You're laying the fly into skinny water between the shoreline and weed beds when you get another take. The fish thrashes and yellow flashes. A good brown. You try to keep his head up but he gets into the weeds. The weeds have turned over on themselves in the low water, and wrapped around themselves in tight tangles. The brown is all knotted up. You try finesse, then brute force. The knot of weeds is too much for the knot on your 4X, and fish and fly are gone. You're going to miss that muddler.


You have more, and tie one on. There's a rainbow on the outside edge of the weeds and he takes in a blue flash. He's a jumper; three times he comes straight up out of the water, three, maybe four feet high. He hangs in the air in the soft evening light.

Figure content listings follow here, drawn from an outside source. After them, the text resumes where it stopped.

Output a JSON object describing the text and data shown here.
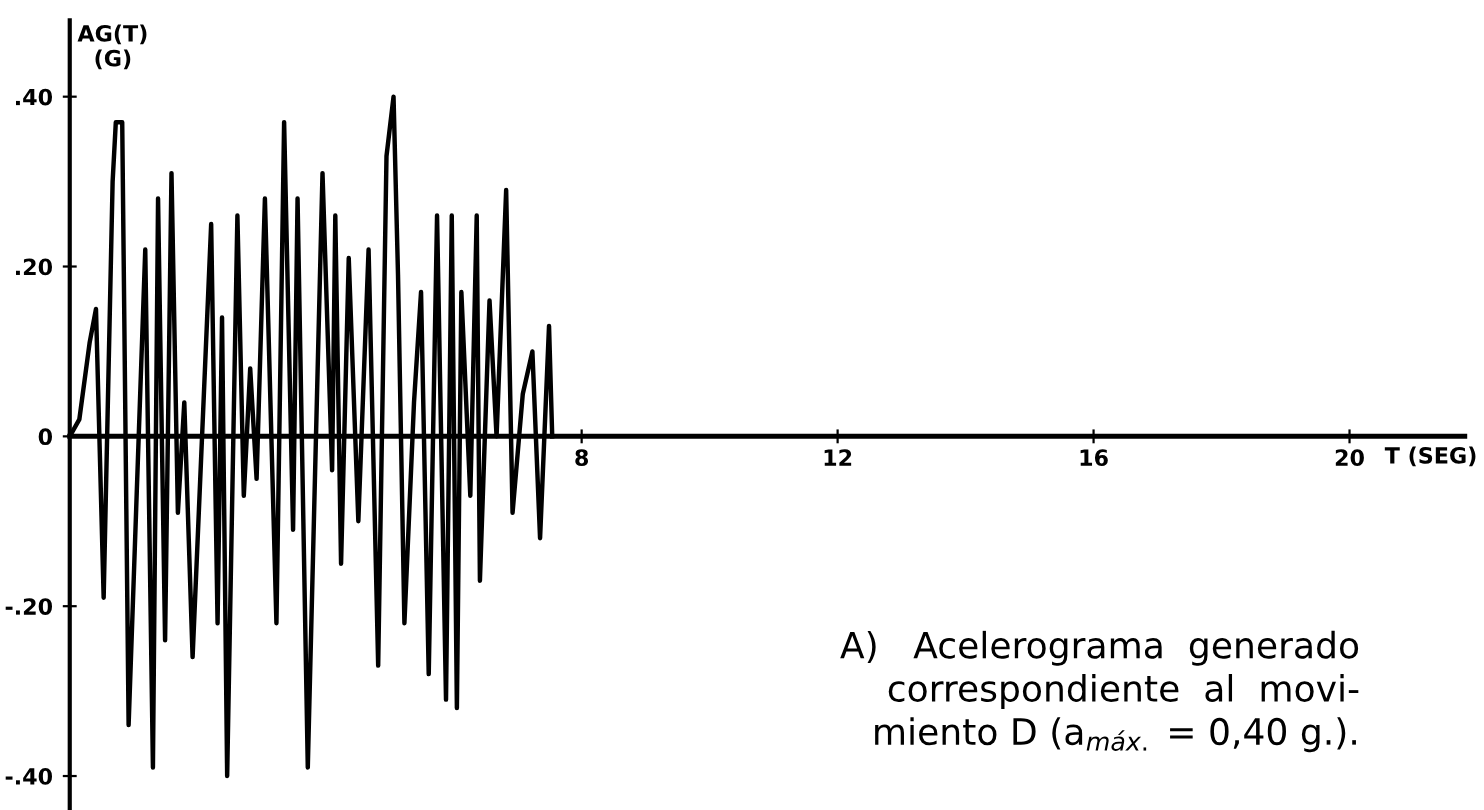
{
  "chart_data": {
    "type": "line",
    "ylabel": "AG(T)\n(G)",
    "xlabel": "T (SEG)",
    "x": [
      0,
      0.15,
      0.31,
      0.41,
      0.53,
      0.67,
      0.72,
      0.82,
      0.92,
      1.18,
      1.3,
      1.38,
      1.49,
      1.59,
      1.69,
      1.79,
      1.92,
      2.21,
      2.31,
      2.38,
      2.46,
      2.62,
      2.72,
      2.82,
      2.92,
      3.05,
      3.23,
      3.35,
      3.49,
      3.56,
      3.72,
      3.95,
      4.1,
      4.15,
      4.24,
      4.36,
      4.51,
      4.67,
      4.82,
      4.95,
      5.06,
      5.13,
      5.23,
      5.38,
      5.49,
      5.61,
      5.74,
      5.88,
      5.97,
      6.05,
      6.12,
      6.26,
      6.36,
      6.41,
      6.56,
      6.67,
      6.82,
      6.92,
      7.08,
      7.23,
      7.35,
      7.49,
      7.54
    ],
    "series": [
      {
        "color": "#000000",
        "values": [
          0,
          0.02,
          0.11,
          0.15,
          -0.19,
          0.3,
          0.37,
          0.37,
          -0.34,
          0.22,
          -0.39,
          0.28,
          -0.24,
          0.31,
          -0.09,
          0.04,
          -0.26,
          0.25,
          -0.22,
          0.14,
          -0.4,
          0.26,
          -0.07,
          0.08,
          -0.05,
          0.28,
          -0.22,
          0.37,
          -0.11,
          0.28,
          -0.39,
          0.31,
          -0.04,
          0.26,
          -0.15,
          0.21,
          -0.1,
          0.22,
          -0.27,
          0.33,
          0.4,
          0.19,
          -0.22,
          0.04,
          0.17,
          -0.28,
          0.26,
          -0.31,
          0.26,
          -0.32,
          0.17,
          -0.07,
          0.26,
          -0.17,
          0.16,
          0.0,
          0.29,
          -0.09,
          0.05,
          0.1,
          -0.12,
          0.13,
          0
        ]
      }
    ],
    "xlim": [
      0,
      21.8
    ],
    "ylim": [
      -0.44,
      0.49
    ],
    "xticks": [
      8,
      12,
      16,
      20
    ],
    "yticks": [
      {
        "value": 0.4,
        "label": ".40"
      },
      {
        "value": 0.2,
        "label": ".20"
      },
      0,
      {
        "value": -0.2,
        "label": "-.20"
      },
      {
        "value": -0.4,
        "label": "-.40"
      }
    ],
    "grid": false,
    "line_style": "solid",
    "annotations": [
      "A)   Acelerograma  generado\ncorrespondiente  al  movi-\nmiento D (a$_{máx.}$ = 0,40 g.)."
    ]
  }
}
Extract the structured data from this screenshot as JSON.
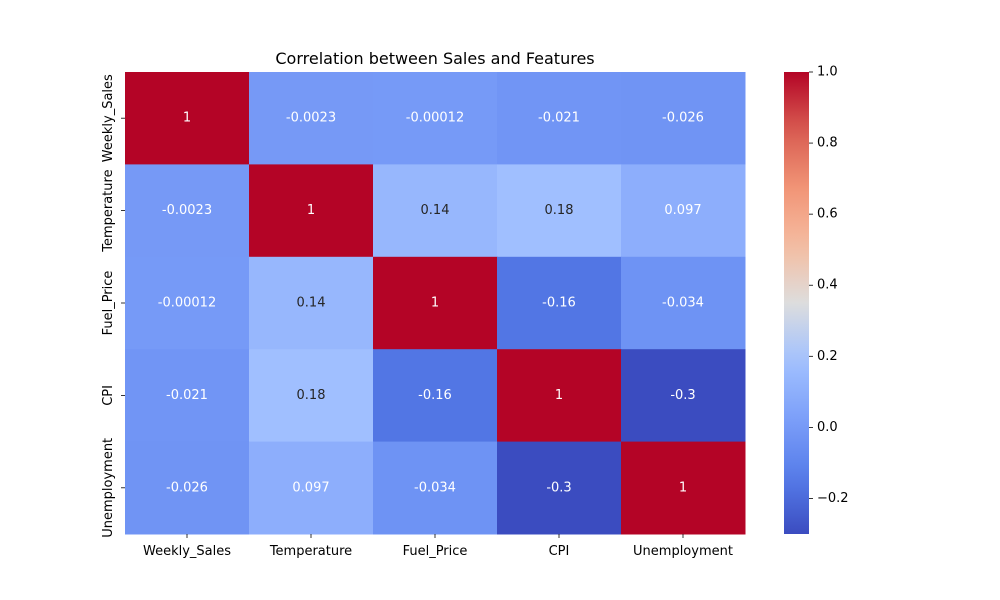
{
  "chart_data": {
    "type": "heatmap",
    "title": "Correlation between Sales and Features",
    "xlabel": "",
    "ylabel": "",
    "x_categories": [
      "Weekly_Sales",
      "Temperature",
      "Fuel_Price",
      "CPI",
      "Unemployment"
    ],
    "y_categories": [
      "Weekly_Sales",
      "Temperature",
      "Fuel_Price",
      "CPI",
      "Unemployment"
    ],
    "values": [
      [
        1,
        -0.0023,
        -0.00012,
        -0.021,
        -0.026
      ],
      [
        -0.0023,
        1,
        0.14,
        0.18,
        0.097
      ],
      [
        -0.00012,
        0.14,
        1,
        -0.16,
        -0.034
      ],
      [
        -0.021,
        0.18,
        -0.16,
        1,
        -0.3
      ],
      [
        -0.026,
        0.097,
        -0.034,
        -0.3,
        1
      ]
    ],
    "cell_labels": [
      [
        "1",
        "-0.0023",
        "-0.00012",
        "-0.021",
        "-0.026"
      ],
      [
        "-0.0023",
        "1",
        "0.14",
        "0.18",
        "0.097"
      ],
      [
        "-0.00012",
        "0.14",
        "1",
        "-0.16",
        "-0.034"
      ],
      [
        "-0.021",
        "0.18",
        "-0.16",
        "1",
        "-0.3"
      ],
      [
        "-0.026",
        "0.097",
        "-0.034",
        "-0.3",
        "1"
      ]
    ],
    "colormap": "coolwarm",
    "colorbar": {
      "range": [
        -0.3,
        1.0
      ],
      "ticks": [
        -0.2,
        0.0,
        0.2,
        0.4,
        0.6,
        0.8,
        1.0
      ],
      "tick_labels": [
        "−0.2",
        "0.0",
        "0.2",
        "0.4",
        "0.6",
        "0.8",
        "1.0"
      ]
    },
    "grid": false,
    "legend": "colorbar-right"
  }
}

The day is going, and cold is settling down. You start the kick back and drift the muddler behind you. You hook up three times, and all three fish leap off the hook. No time for imitations.


You find yourself shivering as you stow your gear, and you fire up the truck and crank up the heater. And as you drive down the road past the hunters' camps, and think about the precious few days left in the season, and wonder how soon you'll be able to get back to the lake, you feel it. Just a tinge of desperation.

Montana Fly Fishing, Fall 2012


Around here we refer to Montana as "back east," but you have to admit it provides some pretty nice Western fly fishing.

Some beautiful stuff in this issue. Click here.

Thursday, October 18, 2012

Trout Lake Report: Hunters and Prey

It's an overcast, blustery Friday, the perfect October day. The river is beautiful now, and full of salmon, but you need the lake. You know the days of the lake are dwindling.

The campgrounds are full. The dusty gravel road is choked with traffic. You eat dust behind five other vehicles on the way in. Deer hunters. Rifle season opens in the morning. Some, like you, are taking in some trout fishing tonight. They are in high spirits, talking and laughing loudly as they troll around the lake. Others have apparently brought more ammo than the one bullet they will theoretically need to bring down their deer, and are shooting off their big rifles. The mountains reverberate with high caliber echoes. It seems unlikely that any deer will be left in the valley after all this ruckus.

You know you're a hunter, too, and you know where your prey is. You load up with a muddler and kick across the channel to a productive shoreline. You start your stalk.


And you get your buck. A girthy buck brown comes up off the rocks and ambushes the muddler.


If it was a deer your hunt would be over. But it's a trout; you're just getting started. You release the brown and kick on down the shoreline.

A golden rainbow slants up out of the dying weeds and takes the fly with deadly intent.


You release the rainbow and continue to hunt the shoreline. You are comforted by the ritual. You remember again that you hunt for the hunting as much as the prey. That what you're seeking in the hunt, and what you find if you're fortunate, is yourself.


You come to the end of the willows. The breeze is sharper now and you feel it in your toes. There's a swirl on the muddler.


It's a weighty rainbow, a scarred veteran of the war against his kind. His right pectoral is a shriveled nub. You wonder what hunter he eluded on that occasion. And how many through his lifetime. Eagle, osprey, loon, great blue heron, otter, even other trout. He's had to live--had to struggle to live--with them all. And now you.


But his luck has held. The hunter who holds him is one whose life does not depend on the taking of his life. You gladly release him, and wish him long life as he sinks into safety.


The shooting has stopped. The breeze has calmed and there are rises out in open water. You swing out and another good fish takes the muddler. Beautiful, unscarred, perhaps wiser now and more likely to survive to old age.


The light dies behind the mountain. You begin a slow kick back to the truck, letting the muddler drift behind you.


You lose two fish, and net the third. Your hunt is over.


But the hunt goes on. You can hear it all around you. You think about your prey, swimming out there in the dark lake. Every one of them was caught by taking what they took to be prey. Every one of them is still out there, hunting.

There's the truth of it. We're all hunters. And we're all prey.